One of the test cases used during development involved restoring the dump, and then re-inserting the data with retail insertions (pristine indexes generated by CREATE INDEX are not very interesting). Something like the following, repeated for each table:
create table __foo (like foo including indexes);
insert into __foo select * from foo;
Afterwards, all of the indexes taken together (all indexes on all "__foo"-like tables) were about 15% smaller than they were when the same procedure was performed on a v11 Postgres. Since the database has many indexes on each table, the overall size of the database was reduced by about 10%.
That is only one anecdote, involving a database that happened to have a lot of indexes that each stored a lot of duplicates. And, this tells you nothing about how latency or throughput are affected for the application itself, which is usually much more interesting. Your mileage may vary, but this is what happened in the one real-world case that I actually tested. It was not cherry-picked.
Andres provided a link to some TPC-C benchmark results that I published, showing significant improvements despite the fact that that benchmark involves few or no duplicates in indexes. That's due to another specific issue with how we choose where to split leaf pages.
Overall, the best way to think of the v12 work is as something that fixes cases where Postgres previously didn't do so well. It makes performance more consistent overall.
To me, it's the nr. 1 software where every new update brings super exciting things.
Thanks for the efforts you're putting in.
Some numbers are here https://www.postgresql.org/message-id/CAH2-WzmsK-1qVR8xC86DX...
but there's a lot more details in other parts of this, and other threads.
And for one of the other bree improvements, it hugely depends on how high your concurrency is, and whether your data is ordered in a sense, or not:
Also excited about generated columns; we do a fair amount of denormalization in postgres, and managing that stuff in code can get pretty error-prone.
The way Oracle works, when you do transactional row update (e.g. UPDATE), the previous version is read and copied to the undo log, and then the update is performed in-place in the table even though it's not committed yet.
Each row (or maybe it's per page — it's been a while) has a "transaction slots" header, and the transaction then writes its ID to this list. If another, concurrent transaction does a SELECT against the same row, it will see in the slot list that this row is from an uncommitted transaction, and if your transaction isolation level is high enough, it will then look into the undo log for the currently committed row.
This design means that there's no transactional overhead for reads done against rows that aren't being written to, so it's optimized for the general case — performance is only impacted when a transaction has dirty rows and other transactions have to dip into the undo log to find the old versions. The downside is that commits and rollbacks are slower; for commits, all the transaction slots need to be updated, and for rollbacks the undo log needs to be copied back into the table.

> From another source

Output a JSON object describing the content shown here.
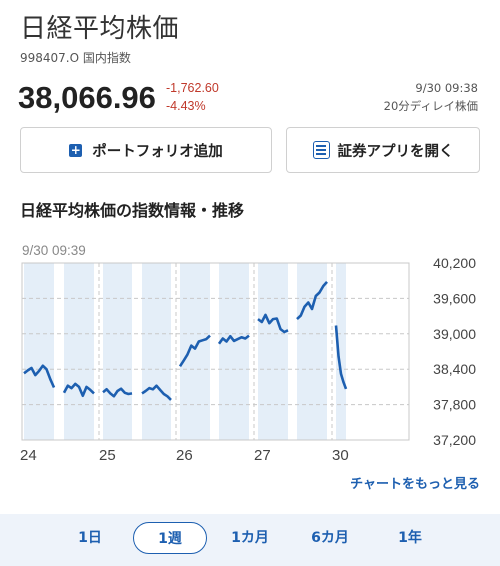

Postgres's current MVCC is very elegant in theory — MVCC means never updating anything in-place, always appending, so there's never any read/write contention, and commits/rollbacks are near-instantaneous. But the garbage collection aspect ("vacuum") has always been a challenge, and Postgres has mitigated a lot of performance issues over time with clever hacks that compromise the purity of the MVCC model (e.g., HOT tuples, index visibility bits). I think it's definitely time for alternative approaches.
Commit is not slower. Some part of the work is delayed, ex first SELECT after change may be involved to check & update row status in data block by peeking transaction state in UNDO.
Huge rollback is the real pain and something you don't want to do and in some situations you would prefer to go UNDO-less.
That's pretty nice.
Just imagine how many permutations we'd need to unit test the implementation of full MERGE. Sounds scary. Better develop a frequently used subset, the UPSERT, and stop at that.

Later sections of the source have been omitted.